О-ё-ёеньки, я погляжу, посмотрю,
О-ё-ёюшки, на тебя, на соколушка!
О-ё-ёеньки, собираешься, светик мой,
О-ё-ёюшки, не по своей-то охотушке,
О-ё-ёеньки, да на чужу сторону.
О-ё-ёюшки, оставляешь, соколик мой,
О-ё-ёеньки, меня одну-одинёшеньку!
- Вот тебе плачевопльствие! Всамделишное, не вчерашнее, - истиха произнёс Нечай Вашковец, едучи рядом с Родом.
Юноша невольно подумал, что Огур Огарыш с тем же плачевопльствием набирает сейчас отряды в Свен чаковичах, Гостиничах, Крутовражье…
- Ведом ли тебе верный путь на Новгород-Северский? - спросил он Нечая.
- Орлаю ведом, - отвечал Вашковец. - У него там дядька держит мучной лабаз.

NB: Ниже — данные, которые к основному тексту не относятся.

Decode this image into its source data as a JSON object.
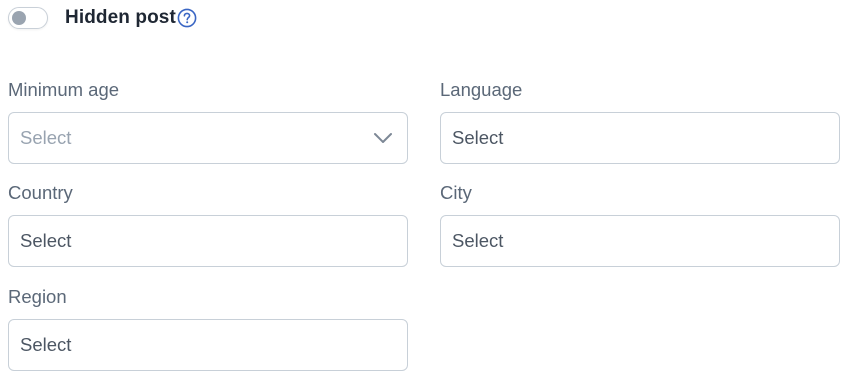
{
  "hidden_post": {
    "label": "Hidden post",
    "enabled": false
  },
  "fields": {
    "minimum_age": {
      "label": "Minimum age",
      "value": "Select"
    },
    "language": {
      "label": "Language",
      "value": "Select"
    },
    "country": {
      "label": "Country",
      "value": "Select"
    },
    "city": {
      "label": "City",
      "value": "Select"
    },
    "region": {
      "label": "Region",
      "value": "Select"
    }
  },
  "icons": {
    "help": "question-circle-icon",
    "dropdown": "chevron-down-icon"
  },
  "colors": {
    "accent": "#3a66c4",
    "label_text": "#5b6878",
    "heading_text": "#1f2733",
    "border": "#c8d0d8",
    "placeholder": "#98a3b0",
    "toggle_knob": "#9aa4b0"
  }
}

Род обернулся, когда кони перешли на рысь, и напоследок увидел плачущее лицо Агницы. Страшную судьбу накануне повечер прочёл он в любящих её очах, да ничего не высказал. Не смог. Теперь сжималось сердце: не такова ли судьба всего, враз обессиленного, Долгощелья?
3
На пятом поприще притомились и кони, и люди. Неведрие питало серостью и надежды, и помыслы. Кузёмка Ортемов с Корзой Рябым перестали вспоминать Долгощелье и замолчали. Погрузился в невесёлые мысли и Нечай Вашковец, а Род потерял толкового собеседника. Один Орлай молодцевал впереди отряда, то и дело оборачиваясь, сверкая жемчугами зубов.